Edit and adapt this opinion column "Read a Banned Book" for your local newspaper. Include the name, address, telephone number and credentials of the person submitting (library director, president of library board, trustee, school/campus administrator, community activist, etc.).
Read a Banned Book
Throughout the country, most children are starting a new academic year. Teachers are sending out their lists of required readings, and parents are beginning to gather books. In some cases, classics like "The Adventures of Huckleberry Finn," "The Catcher in the Rye," and "To Kill a Mockingbird," may not be included in curriculum or available in the school library due to challenges made by parents or administrators.
Since 1990, the American Library Association's (ALA) Office for Intellectual Freedom (OIF) has recorded more than 10,000 book challenges, including 323 in 2016. A challenge is a formal, written complaint requesting a book be removed from library shelves or school curriculum.
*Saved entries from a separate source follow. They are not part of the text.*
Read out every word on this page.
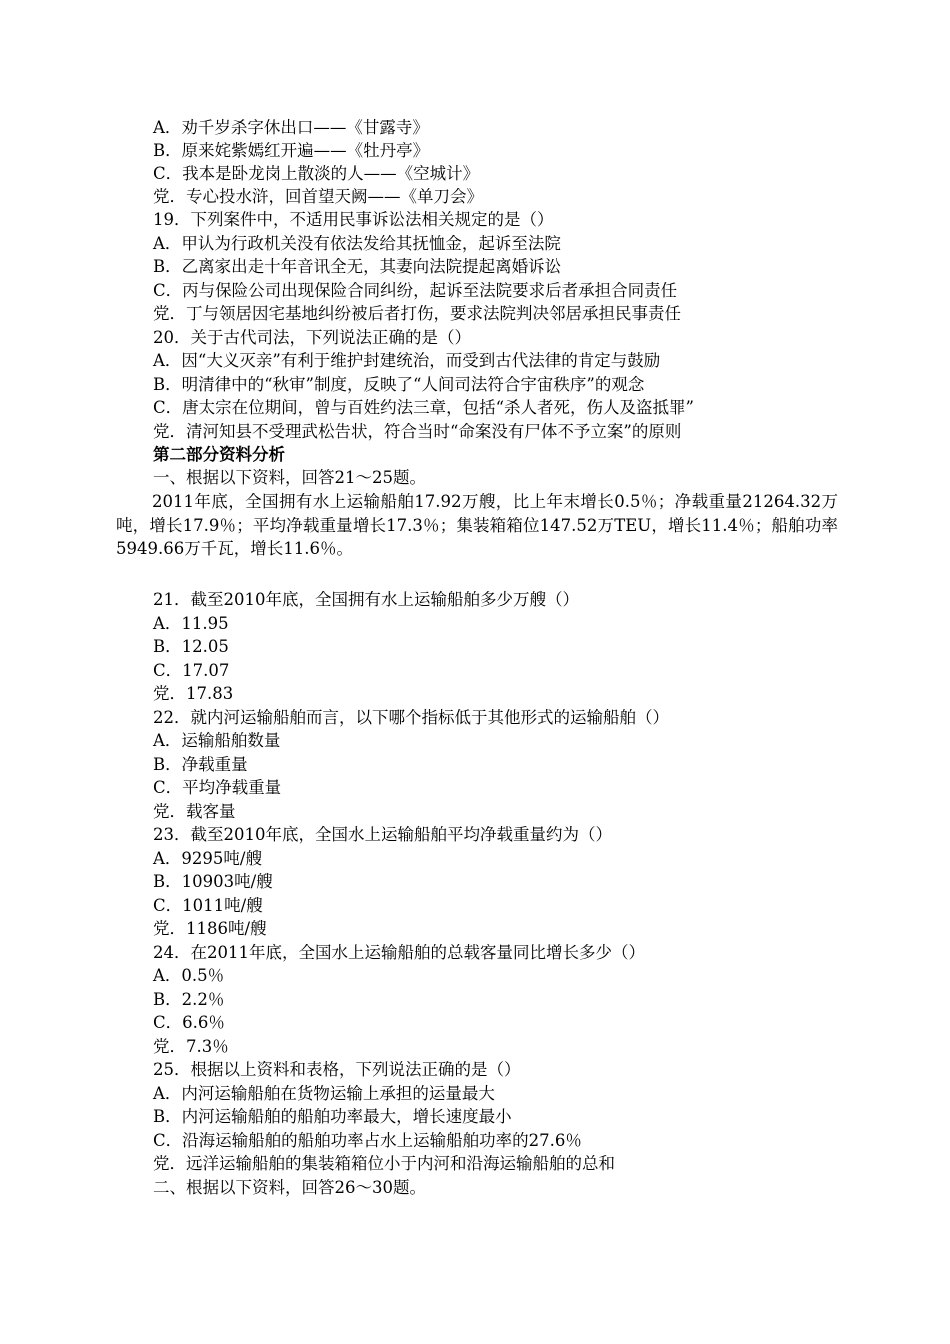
A．劝千岁杀字休出口——《甘露寺》
B．原来姹紫嫣红开遍——《牡丹亭》
C．我本是卧龙岗上散淡的人——《空城计》
党．专心投水浒，回首望天阙——《单刀会》
19．下列案件中，不适用民事诉讼法相关规定的是（）
A．甲认为行政机关没有依法发给其抚恤金，起诉至法院
B．乙离家出走十年音讯全无，其妻向法院提起离婚诉讼
C．丙与保险公司出现保险合同纠纷，起诉至法院要求后者承担合同责任
党．丁与领居因宅基地纠纷被后者打伤，要求法院判决邻居承担民事责任
20．关于古代司法，下列说法正确的是（）
A．因“大义灭亲”有利于维护封建统治，而受到古代法律的肯定与鼓励
B．明清律中的“秋审”制度，反映了“人间司法符合宇宙秩序”的观念
C．唐太宗在位期间，曾与百姓约法三章，包括“杀人者死，伤人及盗抵罪”
党．清河知县不受理武松告状，符合当时“命案没有尸体不予立案”的原则
第二部分资料分析
一、根据以下资料，回答21～25题。
2011年底，全国拥有水上运输船舶17.92万艘，比上年末增长0.5％；净载重量21264.32万吨，增长17.9％；平均净载重量增长17.3％；集装箱箱位147.52万TEU，增长11.4％；船舶功率5949.66万千瓦，增长11.6％。
21．截至2010年底，全国拥有水上运输船舶多少万艘（）
A．11.95
B．12.05
C．17.07
党．17.83
22．就内河运输船舶而言，以下哪个指标低于其他形式的运输船舶（）
A．运输船舶数量
B．净载重量
C．平均净载重量
党．载客量
23．截至2010年底，全国水上运输船舶平均净载重量约为（）
A．9295吨/艘
B．10903吨/艘
C．1011吨/艘
党．1186吨/艘
24．在2011年底，全国水上运输船舶的总载客量同比增长多少（）
A．0.5％
B．2.2％
C．6.6％
党．7.3％
25．根据以上资料和表格，下列说法正确的是（）
A．内河运输船舶在货物运输上承担的运量最大
B．内河运输船舶的船舶功率最大，增长速度最小
C．沿海运输船舶的船舶功率占水上运输船舶功率的27.6％
党．远洋运输船舶的集装箱箱位小于内河和沿海运输船舶的总和
二、根据以下资料，回答26～30题。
About half of all challenges are to material in schools or school libraries, and one in four are to material in public libraries. OIF estimates that less than one-quarter of challenges are reported and recorded.
It is thanks to the commitment of librarians, teachers, parents, and students that most challenges are unsuccessful and reading materials like "I Know Why the Caged Bird Sings," "Slaughterhouse Five," the Harry Potter series, and the Hunger Games series, remain available.
The most challenged and/or restricted reading materials have been books for children. However, challenges are not simply an expression of a point of view; on the contrary, they are an attempt to remove materials from public use, thereby restricting the access of others. Even if the motivation to ban or challenge a book is well intentioned, the outcome is detrimental. Censorship denies our freedom as individuals to choose and think for ourselves. For children, decisions about what books to read should be made by the people who know them best—their parents!
In support of the right to choose books freely for ourselves, the ALA and [Name of Library] are celebrating Banned Books Week [Dates of Banned Books Week], an annual recognition of our right to access books without censorship.
Since its inception in 1982, Banned Books Week has reminded us that while not every book is intended for every reader, each of us has the right to decide for ourselves what to read, listen to or view. [Name of library] and thousands of colleges, schools, libraries and bookstores across the country will celebrate the freedom to read by participating in special events, exhibits, and read-outs that showcase books that have been banned or threatened. The [name of library] will be hosting the following activities: [List activities, displays, presentations, read-outs of favorite banned books etc. with date, time and location.]
American libraries are the cornerstones of our democracy. Libraries are for everyone, everywhere. Because libraries provide free access to a world of information, they bring opportunity to all people. Now, more than ever, celebrate the freedom to read at your library! Read an old favorite or a new banned book this week.